Population simulation within a set of alleles using genome level events such as recombination, migration, bottlenecks, and expansions.

Alleles identified as mutated (1) or not (0) across the simulated population.

GWASimulator [12]

Simulation of loci across a population which follows a given LD structure in case–control type studies.

SNVs per individual for input loci.

FreGene [13]

Mutation simulation using a theoretical sequence of a given size with hotspot, conversion, and selection parameters.

Mutation selection across population for a theoretical sequence.

genomeSIMLA [11]

Simulation of disease loci within a family or case–control setting using specific LD patterns for investigations of disease.

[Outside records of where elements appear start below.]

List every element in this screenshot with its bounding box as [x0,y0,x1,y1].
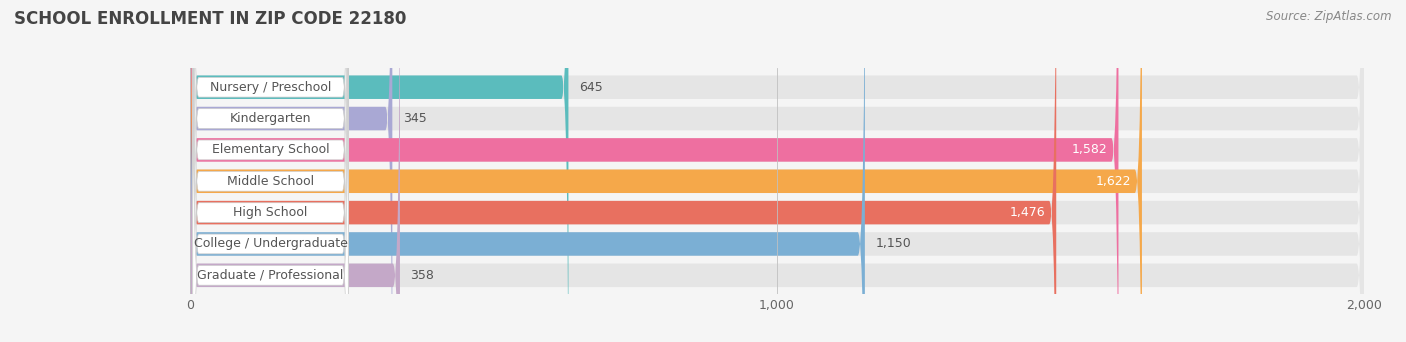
FancyBboxPatch shape [190,0,1364,342]
Text: 345: 345 [404,112,426,125]
Text: Elementary School: Elementary School [212,143,329,156]
Text: 1,476: 1,476 [1010,206,1046,219]
FancyBboxPatch shape [193,0,349,342]
Text: 1,150: 1,150 [876,237,911,250]
FancyBboxPatch shape [190,0,1364,342]
FancyBboxPatch shape [193,0,349,342]
FancyBboxPatch shape [190,0,865,342]
Text: Middle School: Middle School [226,175,314,188]
Text: Graduate / Professional: Graduate / Professional [197,269,343,282]
Text: SCHOOL ENROLLMENT IN ZIP CODE 22180: SCHOOL ENROLLMENT IN ZIP CODE 22180 [14,10,406,28]
Text: Source: ZipAtlas.com: Source: ZipAtlas.com [1267,10,1392,23]
Text: College / Undergraduate: College / Undergraduate [194,237,347,250]
FancyBboxPatch shape [190,0,1118,342]
FancyBboxPatch shape [193,0,349,342]
FancyBboxPatch shape [190,0,399,342]
Text: 1,622: 1,622 [1095,175,1132,188]
FancyBboxPatch shape [190,0,1364,342]
FancyBboxPatch shape [190,0,1056,342]
Text: 645: 645 [579,81,603,94]
Text: 358: 358 [411,269,434,282]
Text: Nursery / Preschool: Nursery / Preschool [209,81,332,94]
FancyBboxPatch shape [193,0,349,342]
FancyBboxPatch shape [190,0,568,342]
Text: 1,582: 1,582 [1073,143,1108,156]
Text: Kindergarten: Kindergarten [229,112,311,125]
FancyBboxPatch shape [190,0,1364,342]
FancyBboxPatch shape [193,0,349,342]
FancyBboxPatch shape [193,0,349,342]
FancyBboxPatch shape [190,0,392,342]
FancyBboxPatch shape [193,0,349,342]
FancyBboxPatch shape [190,0,1364,342]
FancyBboxPatch shape [190,0,1364,342]
FancyBboxPatch shape [190,0,1142,342]
FancyBboxPatch shape [190,0,1364,342]
Text: High School: High School [233,206,308,219]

Affy identified SNPs selected by disease association.

ALF [15]

Population simulation for a specific gene set using a model for variation at the sequence and individual level.

FASTA protein and DNA sequences for specific genes.

  1. Example simulators used in various types of genome investigations. Many use the Wright-Fisher model of population genetics theory [8] in order to generate populations that vary over time given some set of event frequencies such as LD, hotpots, population bottlenecks (GENOME, genomeSIMLA, FreGene), others provide a set of sequences that could be generated by a given sequencing technology with an error model (ART and MetaSIM). The specific simulator used is based on the type of investigation. In planning new GWAS studies for instance, a simulator that uses LD patterns and can provide predicted genomic regions for disease related mutations would be selected. However, such a simulator would not be of use in the planning of a metagenomic study for an organism which may not yet be fully sequenced, or is highly variable. None of these simulators provides whole genome FASTA as outputs.